Já te mandei embora um monte de
vezes. Na hora eu senti um alívio infinito, como se pudesse respirar livremente
outra vez. Não que você me prendesse, ao contrário, você sempre me deixou livre
para o que eu quisesse ser ou fazer, mas mesmo assim, te mandar embora me dava
sensação de liberdade.
Mas aí passavam poucas horas e eu
começava a me flagrar olhando para o celular, como quem espera por uma ligação.
Às vezes você ligou, às vezes, não. E quando ligou, te tratei com desdém, para
me defender. Mas confesso: eu estava com o coração acelerado, vigiando
aquela tela onde os minutos se trocavam e as horas também.
Já consegui ficar mais de dez
dias sem te ver, sem te atender, sem te sentir. Desde o primeiro dia em que ficamos
juntos, no entanto, estou sem compreender.
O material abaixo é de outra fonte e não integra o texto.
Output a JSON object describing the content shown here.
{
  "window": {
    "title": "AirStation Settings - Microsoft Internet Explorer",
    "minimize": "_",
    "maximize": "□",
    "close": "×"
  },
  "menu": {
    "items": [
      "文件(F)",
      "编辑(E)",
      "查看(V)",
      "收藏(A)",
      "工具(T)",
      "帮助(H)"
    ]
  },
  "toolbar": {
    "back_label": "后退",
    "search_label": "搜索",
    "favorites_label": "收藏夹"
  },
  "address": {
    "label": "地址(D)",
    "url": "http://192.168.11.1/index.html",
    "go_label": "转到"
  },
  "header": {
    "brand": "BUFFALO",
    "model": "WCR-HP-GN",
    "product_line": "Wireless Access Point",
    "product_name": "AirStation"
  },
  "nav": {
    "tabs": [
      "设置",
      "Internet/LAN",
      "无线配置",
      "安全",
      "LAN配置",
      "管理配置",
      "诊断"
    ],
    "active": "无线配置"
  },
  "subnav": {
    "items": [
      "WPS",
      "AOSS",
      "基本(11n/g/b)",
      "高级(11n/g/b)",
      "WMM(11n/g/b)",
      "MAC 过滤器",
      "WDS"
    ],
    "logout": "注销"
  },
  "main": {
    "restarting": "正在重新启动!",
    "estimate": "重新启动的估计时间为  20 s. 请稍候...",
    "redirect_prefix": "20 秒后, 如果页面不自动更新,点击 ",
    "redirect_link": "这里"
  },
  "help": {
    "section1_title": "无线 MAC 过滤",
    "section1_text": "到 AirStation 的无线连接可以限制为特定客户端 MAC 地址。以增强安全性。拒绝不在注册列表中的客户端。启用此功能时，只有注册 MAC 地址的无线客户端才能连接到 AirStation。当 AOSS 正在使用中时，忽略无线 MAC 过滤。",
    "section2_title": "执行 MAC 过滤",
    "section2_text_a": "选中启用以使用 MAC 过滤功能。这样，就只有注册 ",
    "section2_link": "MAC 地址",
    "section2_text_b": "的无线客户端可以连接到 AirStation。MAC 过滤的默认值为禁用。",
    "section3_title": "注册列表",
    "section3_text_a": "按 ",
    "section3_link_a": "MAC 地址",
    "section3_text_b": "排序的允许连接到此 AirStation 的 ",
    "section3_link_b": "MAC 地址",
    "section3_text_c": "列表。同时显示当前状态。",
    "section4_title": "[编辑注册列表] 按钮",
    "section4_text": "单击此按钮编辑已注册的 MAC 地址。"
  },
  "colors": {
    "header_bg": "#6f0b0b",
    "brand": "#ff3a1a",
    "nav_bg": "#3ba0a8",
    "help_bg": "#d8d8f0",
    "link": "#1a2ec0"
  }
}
No início duvidei muitíssimo do
teu sentimento. Por muito tempo pensei que todos os sacrifícios que fazia eram
por você mesmo, pelo ego, como se ficar comigo tivesse se tornado uma questão
de honra. Sim, porque já te falei barbaridades, já disparei sobre você meus
olhares mais frios, e você? Manteve-se concentrado, à minha volta, esperando
pelo tempo certo de me agradar de novo.
Eu até cedi algumas vezes e
reatei por admitir minha saudade, mas na maioria, mesmo com saudade eu fiz
pouco caso e deixei claro que você era insistente demais, como se eu me
deixasse vencer pelo cansaço. Jamais! Voltei porque quis, porque senti saudade,
porque senti muito a tua falta.
E cada vez em que a gente reata,
eu percebo que a minha guarda fica um pouco mais baixa. A tua paciência comigo
tem me desarmado, muitas vezes, me desmontado. Fico perplexa com o teu
desprendimento, com tudo o que te vejo enfrentar para estar uns poucos minutos
a mais comigo. Eu já perdi a credibilidade com as pessoas de tanto que falei que nunca mais voltaria pra você.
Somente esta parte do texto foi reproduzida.